Counties
Sh400m City Hall bursary held over untraced funds
Thursday, July 4, 2019 22:00
By JOHN MUTUA
Controller of Budgets (CoB) has declined to approve City Hall’s Sh400 million bursary fund after Nairobi failed to account for earlier funds allocated for needy students.
An official from CoB told the Budget and Appropriations committee that City Hall is yet to table quarterly reports detailing how it spent Sh90.55 million in the bursaries for the 2017-18 period, setting stage for the turndown.
This has seen majority of the over 4,000 needy students from Nairobi spread in schools across the country sent home for failure to pay fees and further risk missing the rest of the 2019 academic calendar unless the impasse is resolved.
City Hall requested CoB to approve release of Sh397 million in April.
“Nairobi County has not been submitting returns for the bursary expenditures as the law requires. The moment the Sh90 million is accounted for by the county Treasury and education department, then we will approve release the funds,” Mr Fariah Ibrahim from CoB told the committee.

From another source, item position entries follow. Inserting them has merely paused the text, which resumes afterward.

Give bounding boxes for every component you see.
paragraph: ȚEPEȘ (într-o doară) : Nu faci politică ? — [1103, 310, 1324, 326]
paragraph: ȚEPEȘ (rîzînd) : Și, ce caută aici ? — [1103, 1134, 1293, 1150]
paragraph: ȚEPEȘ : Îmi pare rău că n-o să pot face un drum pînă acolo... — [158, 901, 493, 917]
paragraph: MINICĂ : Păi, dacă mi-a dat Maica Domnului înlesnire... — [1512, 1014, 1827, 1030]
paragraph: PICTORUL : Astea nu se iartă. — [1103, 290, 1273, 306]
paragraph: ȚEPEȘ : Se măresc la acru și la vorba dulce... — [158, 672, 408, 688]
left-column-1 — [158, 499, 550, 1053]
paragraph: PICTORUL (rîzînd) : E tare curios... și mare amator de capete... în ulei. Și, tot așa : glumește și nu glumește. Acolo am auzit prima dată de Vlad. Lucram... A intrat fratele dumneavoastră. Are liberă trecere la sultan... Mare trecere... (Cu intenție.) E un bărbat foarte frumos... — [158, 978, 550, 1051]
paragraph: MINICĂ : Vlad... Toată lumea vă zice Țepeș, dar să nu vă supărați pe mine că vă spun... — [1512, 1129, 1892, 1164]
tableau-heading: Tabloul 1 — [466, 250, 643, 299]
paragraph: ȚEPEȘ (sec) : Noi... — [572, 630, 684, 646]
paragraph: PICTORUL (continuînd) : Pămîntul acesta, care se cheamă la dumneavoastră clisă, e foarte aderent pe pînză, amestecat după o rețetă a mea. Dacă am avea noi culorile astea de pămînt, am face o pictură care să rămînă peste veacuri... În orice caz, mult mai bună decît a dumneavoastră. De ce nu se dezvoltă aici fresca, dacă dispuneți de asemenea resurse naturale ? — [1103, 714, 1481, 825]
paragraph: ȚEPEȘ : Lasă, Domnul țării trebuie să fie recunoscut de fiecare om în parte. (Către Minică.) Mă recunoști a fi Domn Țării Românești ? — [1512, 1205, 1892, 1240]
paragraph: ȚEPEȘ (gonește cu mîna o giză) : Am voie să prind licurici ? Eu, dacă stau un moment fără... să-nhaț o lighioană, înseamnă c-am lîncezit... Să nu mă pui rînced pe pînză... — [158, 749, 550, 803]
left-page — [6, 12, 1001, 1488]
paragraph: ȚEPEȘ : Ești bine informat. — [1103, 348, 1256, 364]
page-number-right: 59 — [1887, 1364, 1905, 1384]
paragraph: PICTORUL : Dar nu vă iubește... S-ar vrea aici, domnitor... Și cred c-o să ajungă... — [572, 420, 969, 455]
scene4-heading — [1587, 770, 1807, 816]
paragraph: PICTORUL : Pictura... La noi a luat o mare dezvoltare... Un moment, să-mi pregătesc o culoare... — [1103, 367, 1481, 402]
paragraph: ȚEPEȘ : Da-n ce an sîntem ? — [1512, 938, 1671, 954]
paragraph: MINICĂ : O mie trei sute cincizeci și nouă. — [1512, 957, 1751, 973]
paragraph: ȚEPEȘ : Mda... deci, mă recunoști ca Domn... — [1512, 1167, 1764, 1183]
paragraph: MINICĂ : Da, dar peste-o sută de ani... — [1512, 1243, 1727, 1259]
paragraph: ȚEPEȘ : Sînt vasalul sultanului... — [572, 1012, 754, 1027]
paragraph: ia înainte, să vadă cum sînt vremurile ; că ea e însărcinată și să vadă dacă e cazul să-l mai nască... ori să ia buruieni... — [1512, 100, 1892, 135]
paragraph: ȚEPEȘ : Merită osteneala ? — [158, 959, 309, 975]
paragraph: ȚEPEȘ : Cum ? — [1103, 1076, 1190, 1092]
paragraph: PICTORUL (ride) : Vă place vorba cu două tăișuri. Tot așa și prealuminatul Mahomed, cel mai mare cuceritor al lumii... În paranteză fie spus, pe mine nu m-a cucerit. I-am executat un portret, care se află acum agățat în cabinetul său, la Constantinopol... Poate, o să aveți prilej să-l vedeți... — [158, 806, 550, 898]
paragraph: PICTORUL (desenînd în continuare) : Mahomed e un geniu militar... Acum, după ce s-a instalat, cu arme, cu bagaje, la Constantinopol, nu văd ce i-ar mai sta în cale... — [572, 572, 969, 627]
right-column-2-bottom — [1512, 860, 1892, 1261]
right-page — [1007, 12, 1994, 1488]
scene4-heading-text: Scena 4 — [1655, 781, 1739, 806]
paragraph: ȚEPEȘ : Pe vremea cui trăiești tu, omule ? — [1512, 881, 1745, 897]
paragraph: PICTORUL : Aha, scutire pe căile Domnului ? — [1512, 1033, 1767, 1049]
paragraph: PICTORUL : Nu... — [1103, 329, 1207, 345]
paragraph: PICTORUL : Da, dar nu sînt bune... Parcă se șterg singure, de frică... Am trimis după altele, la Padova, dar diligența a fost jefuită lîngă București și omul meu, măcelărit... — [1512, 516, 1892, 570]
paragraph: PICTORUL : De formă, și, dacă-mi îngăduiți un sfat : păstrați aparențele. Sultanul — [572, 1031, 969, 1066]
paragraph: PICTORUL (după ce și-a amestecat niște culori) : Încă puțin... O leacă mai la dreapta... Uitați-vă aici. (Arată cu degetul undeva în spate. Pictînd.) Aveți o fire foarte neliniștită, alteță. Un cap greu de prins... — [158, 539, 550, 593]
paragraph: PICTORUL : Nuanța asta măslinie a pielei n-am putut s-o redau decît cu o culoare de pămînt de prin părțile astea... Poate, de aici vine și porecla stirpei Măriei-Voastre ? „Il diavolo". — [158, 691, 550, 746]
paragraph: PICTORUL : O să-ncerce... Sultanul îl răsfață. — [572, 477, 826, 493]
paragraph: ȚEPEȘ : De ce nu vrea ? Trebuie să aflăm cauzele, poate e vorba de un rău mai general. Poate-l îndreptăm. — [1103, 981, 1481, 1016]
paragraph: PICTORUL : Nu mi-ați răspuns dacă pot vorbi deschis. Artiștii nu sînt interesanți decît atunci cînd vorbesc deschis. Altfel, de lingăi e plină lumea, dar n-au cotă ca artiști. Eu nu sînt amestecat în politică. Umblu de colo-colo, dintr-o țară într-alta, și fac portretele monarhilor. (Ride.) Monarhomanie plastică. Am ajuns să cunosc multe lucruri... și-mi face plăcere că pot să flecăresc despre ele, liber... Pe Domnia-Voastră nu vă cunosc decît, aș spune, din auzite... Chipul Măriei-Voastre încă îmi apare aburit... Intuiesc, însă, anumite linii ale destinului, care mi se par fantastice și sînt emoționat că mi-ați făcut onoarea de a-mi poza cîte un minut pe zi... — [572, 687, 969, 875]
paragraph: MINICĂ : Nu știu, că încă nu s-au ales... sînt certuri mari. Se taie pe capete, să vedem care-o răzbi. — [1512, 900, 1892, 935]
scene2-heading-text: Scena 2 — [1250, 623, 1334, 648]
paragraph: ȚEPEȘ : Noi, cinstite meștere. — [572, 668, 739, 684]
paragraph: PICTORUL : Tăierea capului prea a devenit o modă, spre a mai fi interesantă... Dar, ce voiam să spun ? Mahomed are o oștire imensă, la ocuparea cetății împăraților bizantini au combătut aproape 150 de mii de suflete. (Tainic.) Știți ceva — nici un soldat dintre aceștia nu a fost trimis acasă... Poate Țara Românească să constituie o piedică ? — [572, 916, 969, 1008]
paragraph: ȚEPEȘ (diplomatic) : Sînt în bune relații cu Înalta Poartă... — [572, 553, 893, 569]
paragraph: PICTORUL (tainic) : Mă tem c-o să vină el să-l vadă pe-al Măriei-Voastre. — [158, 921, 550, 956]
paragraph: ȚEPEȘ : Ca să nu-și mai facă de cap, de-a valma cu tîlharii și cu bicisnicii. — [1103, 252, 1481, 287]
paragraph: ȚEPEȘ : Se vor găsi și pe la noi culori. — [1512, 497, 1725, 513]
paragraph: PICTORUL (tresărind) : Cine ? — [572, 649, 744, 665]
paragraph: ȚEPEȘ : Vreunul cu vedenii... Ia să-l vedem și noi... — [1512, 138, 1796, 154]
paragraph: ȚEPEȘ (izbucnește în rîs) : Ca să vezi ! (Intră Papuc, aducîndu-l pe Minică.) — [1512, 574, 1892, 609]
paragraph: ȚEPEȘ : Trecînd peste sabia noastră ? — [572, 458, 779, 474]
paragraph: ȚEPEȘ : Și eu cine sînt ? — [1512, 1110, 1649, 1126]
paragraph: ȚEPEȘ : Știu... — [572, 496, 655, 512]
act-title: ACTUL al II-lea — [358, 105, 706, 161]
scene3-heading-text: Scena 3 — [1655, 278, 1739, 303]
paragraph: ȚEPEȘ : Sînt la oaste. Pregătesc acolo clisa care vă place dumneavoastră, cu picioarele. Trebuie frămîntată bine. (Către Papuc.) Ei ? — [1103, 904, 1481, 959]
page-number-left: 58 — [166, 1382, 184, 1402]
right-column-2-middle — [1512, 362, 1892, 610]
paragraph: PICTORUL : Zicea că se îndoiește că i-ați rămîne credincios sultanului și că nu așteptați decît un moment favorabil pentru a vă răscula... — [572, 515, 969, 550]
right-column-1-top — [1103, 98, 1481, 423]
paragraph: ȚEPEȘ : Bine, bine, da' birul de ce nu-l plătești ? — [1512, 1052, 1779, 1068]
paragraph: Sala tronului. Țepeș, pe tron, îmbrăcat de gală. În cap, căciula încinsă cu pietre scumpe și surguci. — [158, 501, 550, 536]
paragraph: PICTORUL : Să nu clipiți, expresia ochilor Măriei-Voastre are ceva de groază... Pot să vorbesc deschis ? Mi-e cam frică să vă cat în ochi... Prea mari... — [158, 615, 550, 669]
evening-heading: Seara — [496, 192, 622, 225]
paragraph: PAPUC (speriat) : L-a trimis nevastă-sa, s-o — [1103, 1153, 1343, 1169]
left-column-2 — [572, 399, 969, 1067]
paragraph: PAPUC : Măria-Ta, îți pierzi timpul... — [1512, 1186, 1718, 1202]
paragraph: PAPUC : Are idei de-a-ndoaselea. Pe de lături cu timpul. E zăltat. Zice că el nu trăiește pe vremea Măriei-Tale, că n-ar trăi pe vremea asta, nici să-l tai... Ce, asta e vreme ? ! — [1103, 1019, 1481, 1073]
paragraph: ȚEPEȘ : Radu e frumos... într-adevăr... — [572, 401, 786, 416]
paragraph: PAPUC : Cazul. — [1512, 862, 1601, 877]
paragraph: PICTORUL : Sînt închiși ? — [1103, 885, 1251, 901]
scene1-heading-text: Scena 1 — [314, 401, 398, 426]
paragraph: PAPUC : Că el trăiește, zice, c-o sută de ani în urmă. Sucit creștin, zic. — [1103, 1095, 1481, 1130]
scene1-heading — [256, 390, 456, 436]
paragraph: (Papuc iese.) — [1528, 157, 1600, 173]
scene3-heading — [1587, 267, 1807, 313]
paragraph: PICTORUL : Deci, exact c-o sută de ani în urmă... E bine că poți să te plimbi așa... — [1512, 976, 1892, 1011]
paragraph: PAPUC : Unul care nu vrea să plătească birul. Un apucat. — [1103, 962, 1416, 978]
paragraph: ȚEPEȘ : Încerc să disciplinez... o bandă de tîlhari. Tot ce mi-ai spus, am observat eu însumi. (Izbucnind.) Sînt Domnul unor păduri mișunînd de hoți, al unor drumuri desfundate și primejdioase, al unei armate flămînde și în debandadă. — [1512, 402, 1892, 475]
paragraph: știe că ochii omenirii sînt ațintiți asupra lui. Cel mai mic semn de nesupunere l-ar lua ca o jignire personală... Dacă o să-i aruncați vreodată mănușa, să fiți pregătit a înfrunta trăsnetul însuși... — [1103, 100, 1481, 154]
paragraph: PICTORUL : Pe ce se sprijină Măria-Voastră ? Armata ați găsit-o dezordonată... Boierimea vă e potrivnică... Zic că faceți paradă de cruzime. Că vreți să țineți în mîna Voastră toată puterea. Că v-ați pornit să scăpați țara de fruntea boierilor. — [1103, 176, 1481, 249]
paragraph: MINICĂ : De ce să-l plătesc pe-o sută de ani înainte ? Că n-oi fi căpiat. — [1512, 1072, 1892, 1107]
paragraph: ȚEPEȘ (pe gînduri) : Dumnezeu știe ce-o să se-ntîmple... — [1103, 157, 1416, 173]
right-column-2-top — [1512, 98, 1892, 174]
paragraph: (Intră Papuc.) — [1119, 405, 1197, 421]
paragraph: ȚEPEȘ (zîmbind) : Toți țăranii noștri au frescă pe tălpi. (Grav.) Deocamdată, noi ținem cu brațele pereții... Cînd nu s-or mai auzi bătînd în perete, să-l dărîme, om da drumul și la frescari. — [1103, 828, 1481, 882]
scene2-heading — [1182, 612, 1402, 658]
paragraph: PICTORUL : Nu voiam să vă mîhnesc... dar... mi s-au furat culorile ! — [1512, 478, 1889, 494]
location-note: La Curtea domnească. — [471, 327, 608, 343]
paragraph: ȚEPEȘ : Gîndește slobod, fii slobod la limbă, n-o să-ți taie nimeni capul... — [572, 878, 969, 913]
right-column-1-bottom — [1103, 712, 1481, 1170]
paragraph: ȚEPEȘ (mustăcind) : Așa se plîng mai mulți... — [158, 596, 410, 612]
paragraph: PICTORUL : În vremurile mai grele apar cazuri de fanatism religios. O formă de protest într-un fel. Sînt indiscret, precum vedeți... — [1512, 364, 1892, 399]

The revelation came even as City Hall admitted that its education department did not administer the fund leaving it to the finance sector in what has been alleged to have led to the failure in providing the quarterly reports as required by the CoB.
“There was a complaint by waziri (Cabinet Secretary) that the education sector neglected its responsibility by not administering the fund,” chairman of the Budget and Appropriations committee said.
This is the third hitch facing the bursary programme under the Governor Sonko-led administration in under a year.
In May last year, City Hall wired Sh297 million to an account held by Maryland University in Australia in and the error remained undetected for a month amid fears the move was deliberate.
A month later, banks rejected majority of the 69,700 cheques issued by Nairobi Governor Mike Mbuvi Sonko to fund secondary school education in the 2017-18period due to spelling mistakes and signature mismatch.
City Hall increased the bursary allocations to Sh400 million in the year ended last month up from Sh375 million for the 2017-18 period.